FRAGMENTS D’IMAGINAIRE

Réjean Beaucage

Structure des chants

Le projet artistique d’Augustin Rioux est passablement singulier en ce qu’il place son concepteur au centre d’une nébuleuse qui contient une foule d’éléments apparemment disparates, mais dont la cohabitation au sein du grand ensemble assure l’intégrité de sa structure.
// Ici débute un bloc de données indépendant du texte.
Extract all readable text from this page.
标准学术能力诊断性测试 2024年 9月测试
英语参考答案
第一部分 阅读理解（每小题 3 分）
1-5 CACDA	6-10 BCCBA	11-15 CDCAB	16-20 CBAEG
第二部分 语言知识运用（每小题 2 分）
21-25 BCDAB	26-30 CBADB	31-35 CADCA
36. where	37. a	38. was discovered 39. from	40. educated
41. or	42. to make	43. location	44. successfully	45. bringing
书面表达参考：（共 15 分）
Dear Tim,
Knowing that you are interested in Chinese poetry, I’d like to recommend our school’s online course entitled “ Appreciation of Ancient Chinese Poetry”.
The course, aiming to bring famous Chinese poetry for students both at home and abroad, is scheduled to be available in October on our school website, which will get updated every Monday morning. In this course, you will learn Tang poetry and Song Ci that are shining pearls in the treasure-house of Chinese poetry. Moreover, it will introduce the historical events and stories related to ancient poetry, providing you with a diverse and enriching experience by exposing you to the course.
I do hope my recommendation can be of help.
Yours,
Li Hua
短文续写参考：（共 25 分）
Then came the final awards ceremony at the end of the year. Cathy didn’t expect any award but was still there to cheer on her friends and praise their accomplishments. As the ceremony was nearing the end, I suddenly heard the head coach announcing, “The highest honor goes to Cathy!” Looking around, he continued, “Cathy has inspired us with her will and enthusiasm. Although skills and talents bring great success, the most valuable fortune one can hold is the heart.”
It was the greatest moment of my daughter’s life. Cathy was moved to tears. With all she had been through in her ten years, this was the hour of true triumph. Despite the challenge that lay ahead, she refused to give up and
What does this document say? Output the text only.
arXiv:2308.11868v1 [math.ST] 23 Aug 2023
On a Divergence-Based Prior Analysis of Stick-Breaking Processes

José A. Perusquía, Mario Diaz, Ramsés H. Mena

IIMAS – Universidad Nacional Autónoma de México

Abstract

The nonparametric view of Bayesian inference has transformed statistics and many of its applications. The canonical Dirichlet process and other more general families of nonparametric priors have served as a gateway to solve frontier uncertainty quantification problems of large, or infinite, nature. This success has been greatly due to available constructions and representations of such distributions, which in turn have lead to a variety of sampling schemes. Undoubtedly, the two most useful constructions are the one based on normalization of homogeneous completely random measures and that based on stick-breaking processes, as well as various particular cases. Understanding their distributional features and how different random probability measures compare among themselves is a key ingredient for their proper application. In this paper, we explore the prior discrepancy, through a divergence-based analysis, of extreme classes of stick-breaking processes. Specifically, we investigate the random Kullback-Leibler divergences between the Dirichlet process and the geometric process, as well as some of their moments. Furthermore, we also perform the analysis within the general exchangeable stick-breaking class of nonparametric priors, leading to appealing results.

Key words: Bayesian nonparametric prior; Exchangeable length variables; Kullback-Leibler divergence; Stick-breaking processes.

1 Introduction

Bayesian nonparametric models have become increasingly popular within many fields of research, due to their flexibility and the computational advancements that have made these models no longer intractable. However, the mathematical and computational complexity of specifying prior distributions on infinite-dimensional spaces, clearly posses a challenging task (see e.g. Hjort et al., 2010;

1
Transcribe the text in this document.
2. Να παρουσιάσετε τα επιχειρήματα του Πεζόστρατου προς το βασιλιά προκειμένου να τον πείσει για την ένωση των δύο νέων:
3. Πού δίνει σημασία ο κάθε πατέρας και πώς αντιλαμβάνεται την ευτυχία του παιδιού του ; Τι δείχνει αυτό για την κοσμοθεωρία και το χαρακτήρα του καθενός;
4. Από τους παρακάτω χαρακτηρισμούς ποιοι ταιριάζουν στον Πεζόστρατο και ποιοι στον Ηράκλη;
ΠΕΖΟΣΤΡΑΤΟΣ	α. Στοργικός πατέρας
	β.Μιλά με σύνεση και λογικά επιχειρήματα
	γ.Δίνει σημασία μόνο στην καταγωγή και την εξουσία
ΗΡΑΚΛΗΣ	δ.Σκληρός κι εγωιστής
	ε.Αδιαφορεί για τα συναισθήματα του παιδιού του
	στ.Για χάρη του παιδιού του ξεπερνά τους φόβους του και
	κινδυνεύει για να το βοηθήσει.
L’homme est un artiste polyvalent : photographe, auteur, metteur en scène et scénographe, son désir de création s’assouvit à travers des expositions, des lectures, des représentations théâtrales, des récitals, etc. Propositions d’œuvres avec orchestre symphonique, d’oratorio, d’opéra, Augustin Rioux a des projets à revendre et, comme on le voit, la musique tient une place de très grande importance dans son œuvre. Ses textes sont joués, dits ou même traduits en musique, instrumentale ou vocale, à travers des collaborations avec des compositeurs.

On connaît en musique des créateurs qui ont recueilli de larges extraits de leur catalogue pour en faire une œuvre globale, monumentale. Pensons à Karlheinz Stockhausen et à son cycle Licht, composé entre 1977 et 2003, qui comprend sept opéras (pour les sept jours de la semaine) conçus à partir de segments indépendants, assemblés à la suite ou superposés les uns aux autres. On peut aussi penser au Project/Object de Frank Zappa, basé sur une continuité conceptuelle remontant au début des années 1960 pour ne s’achever qu’avec la vie de son concepteur en 1993, et englobant toutes ses manifestations : compositions, prestations en concert, entrevues publiées ou diffusées, interprétations graphiques et cinématographiques, etc. Chez nous, cette approche s’incarne chez Walter Boudreau, dont le grand cycle tripartite Coffre, Incantations, Le Cercle gnostique se subdivise en séries d’œuvres, grandes ou petites, toutes basées sur la même mélodie de 16 notes provenant d’une œuvre antérieure.